As he mentions, the culture of medicine has changed, and much change started at the administrative level. “Back in the day,” hospital and other health care administrators were people who grew up in their communities and remained a part of them. Now, like other industries, administrators bounce around from job to job. People living thousands of miles away make critical healthcare decisions for a community they are not a part of. These “leaders” will never personally feel the repercussions of those decisions, and their effects last longer than the administer does in their job position. As many hospital administrators have little continuity in their communities, that culture has unfortunately permeated down to the physician level.
Another barrier to continuity is due to insurance coverage. Large healthcare systems prioritize the insurance plans tied to their hospital system and don’t contract with all available insurance plans in their community, including Medicaid. As insurance costs increase, employers will understandably change insurance plans for their employees to keep costs down. As a result, when I used to work for a healthcare system, due to decisions by an executive or a patient’s employer, I found myself out of network and unable to continue to see my patients. In my current position with a small, independent practice, we often get left out of “premier” plans that funnel patients towards employed physicians associated with the health plan. It is frustrating that many family physicians want to continue to care for our patients, but insurance companies tie our hands.
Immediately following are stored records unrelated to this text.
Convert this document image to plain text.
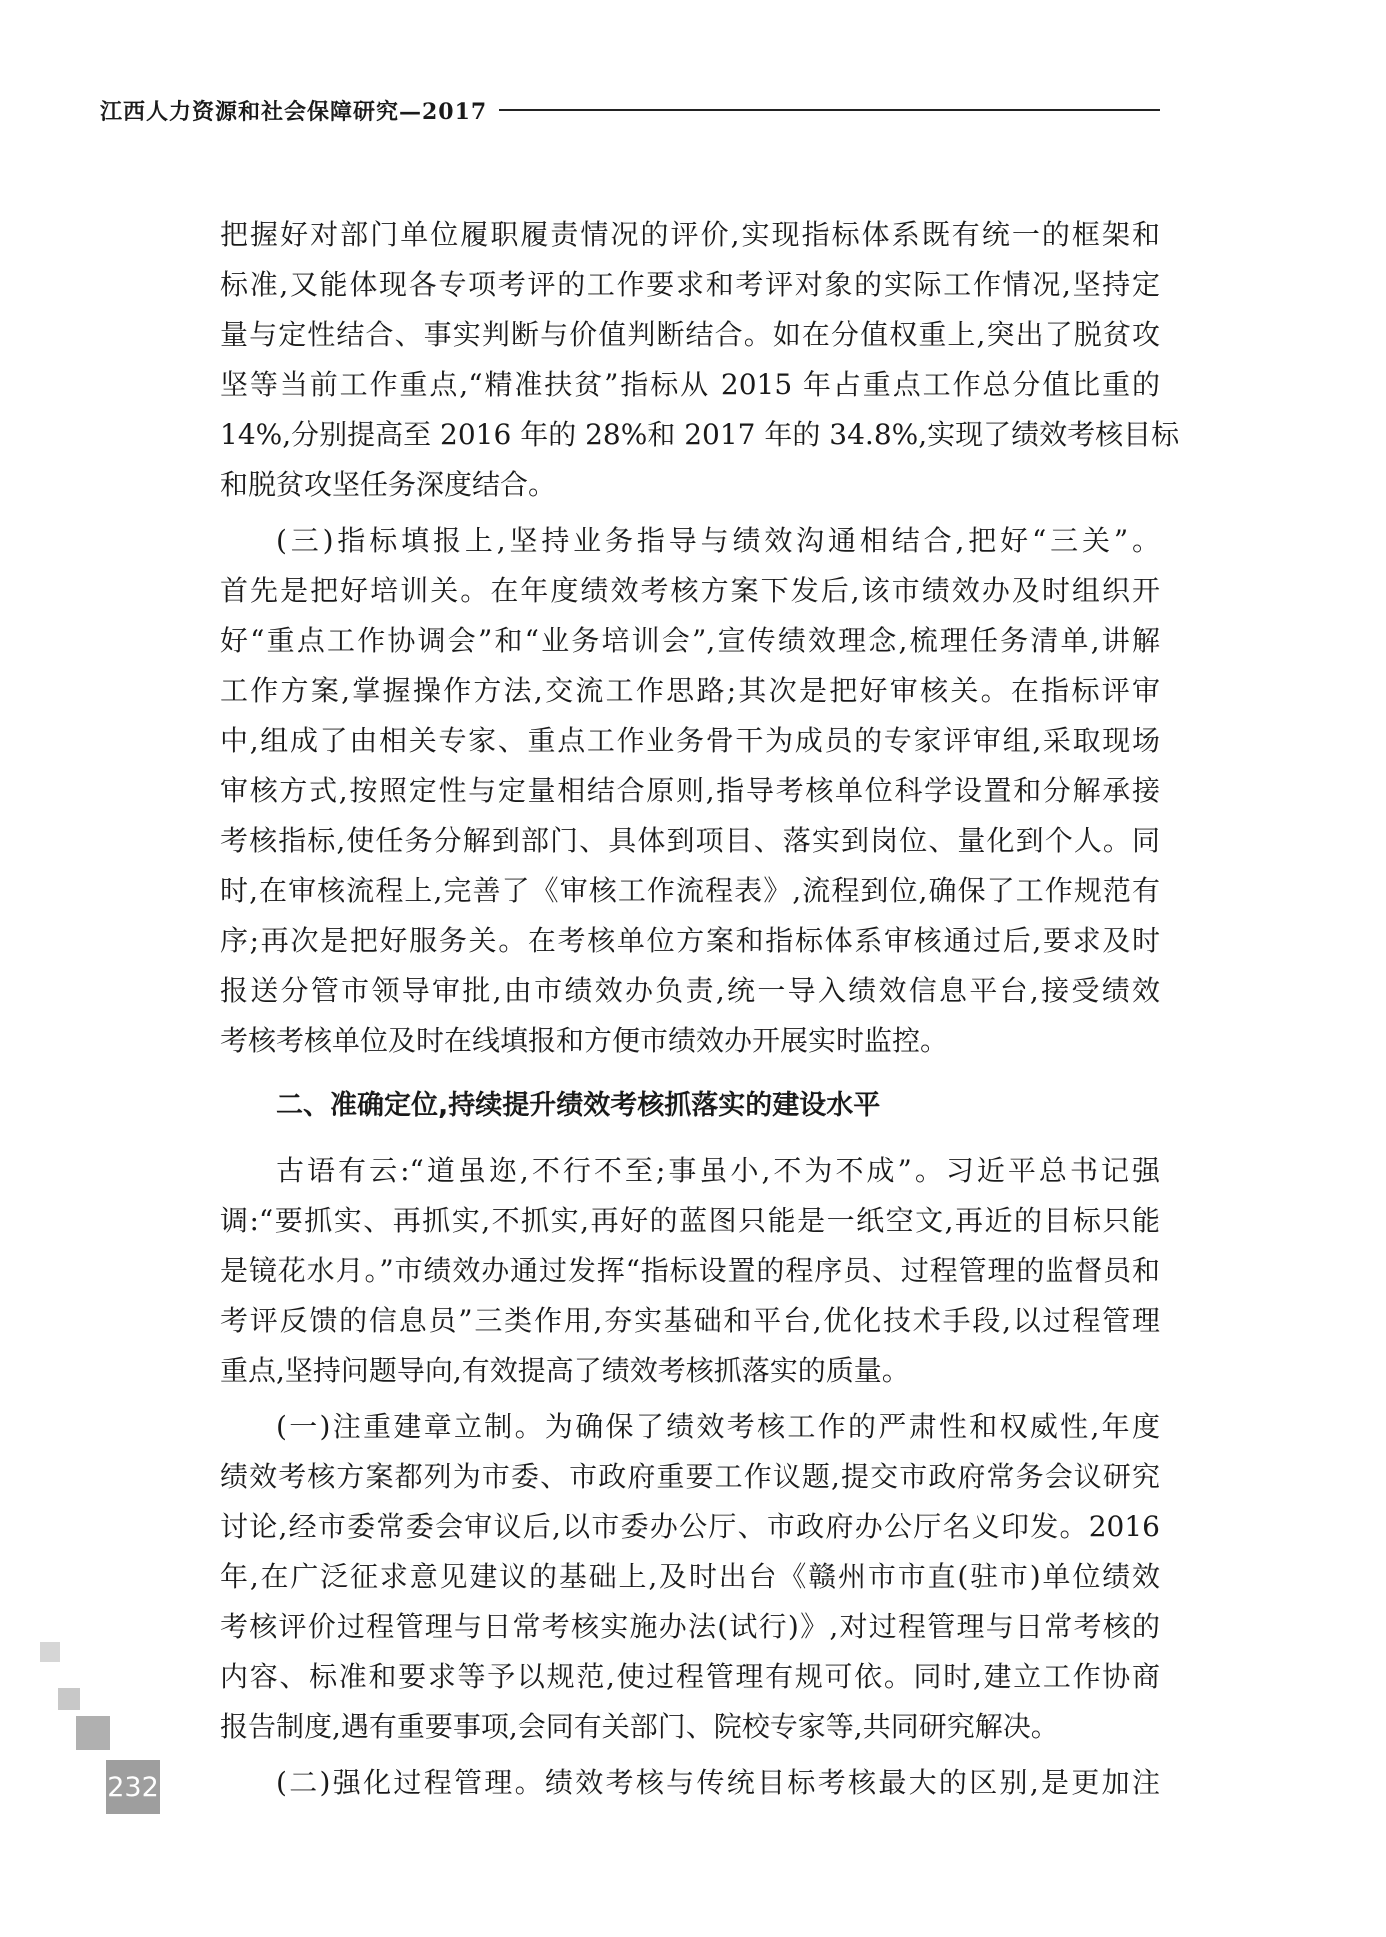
江西人力资源和社会保障研究—2017
把握好对部门单位履职履责情况的评价,实现指标体系既有统一的框架和
标准,又能体现各专项考评的工作要求和考评对象的实际工作情况,坚持定
量与定性结合、事实判断与价值判断结合。如在分值权重上,突出了脱贫攻
坚等当前工作重点,“精准扶贫”指标从 2015 年占重点工作总分值比重的
14%,分别提高至 2016 年的 28%和 2017 年的 34.8%,实现了绩效考核目标
和脱贫攻坚任务深度结合。
(三)指标填报上,坚持业务指导与绩效沟通相结合,把好“三关”。
首先是把好培训关。在年度绩效考核方案下发后,该市绩效办及时组织开
好“重点工作协调会”和“业务培训会”,宣传绩效理念,梳理任务清单,讲解
工作方案,掌握操作方法,交流工作思路;其次是把好审核关。在指标评审
中,组成了由相关专家、重点工作业务骨干为成员的专家评审组,采取现场
审核方式,按照定性与定量相结合原则,指导考核单位科学设置和分解承接
考核指标,使任务分解到部门、具体到项目、落实到岗位、量化到个人。同
时,在审核流程上,完善了《审核工作流程表》,流程到位,确保了工作规范有
序;再次是把好服务关。在考核单位方案和指标体系审核通过后,要求及时
报送分管市领导审批,由市绩效办负责,统一导入绩效信息平台,接受绩效
考核考核单位及时在线填报和方便市绩效办开展实时监控。
二、准确定位,持续提升绩效考核抓落实的建设水平
古语有云:“道虽迩,不行不至;事虽小,不为不成”。习近平总书记强
调:“要抓实、再抓实,不抓实,再好的蓝图只能是一纸空文,再近的目标只能
是镜花水月。”市绩效办通过发挥“指标设置的程序员、过程管理的监督员和
考评反馈的信息员”三类作用,夯实基础和平台,优化技术手段,以过程管理
重点,坚持问题导向,有效提高了绩效考核抓落实的质量。
(一)注重建章立制。为确保了绩效考核工作的严肃性和权威性,年度
绩效考核方案都列为市委、市政府重要工作议题,提交市政府常务会议研究
讨论,经市委常委会审议后,以市委办公厅、市政府办公厅名义印发。2016
年,在广泛征求意见建议的基础上,及时出台《赣州市市直(驻市)单位绩效
考核评价过程管理与日常考核实施办法(试行)》,对过程管理与日常考核的
内容、标准和要求等予以规范,使过程管理有规可依。同时,建立工作协商
报告制度,遇有重要事项,会同有关部门、院校专家等,共同研究解决。
(二)强化过程管理。绩效考核与传统目标考核最大的区别,是更加注
232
Finally, I worry about how much physician burnout plays a role in eroding patient continuity. A few years ago, I was at a seminar on physician burnout led by a non-physician. She wanted us to think about how people would talk about us as physicians when we retire or at our funeral. She seemed somewhat shocked when I (who was likely some mild suffering burnout at that point) commented that the same things I want to be remembered for may contribute to burnout. While patients appreciate me always being available, always saying yes, and always being willing to see their friends and family as new patients, this ultimately creates additional work stress. If we could eliminate the nonsensical busy work and data entry that physicians are now being forced to do, more physicians would be willing to focus on developing meaningful patient relationships. Unfortunately, many physicians suffering burnout and working in dysfunctional systems, their only options are to say no to this additional work or ultimately leave their practice. Both of these options, however, damage the continuity we should strive for in primary care.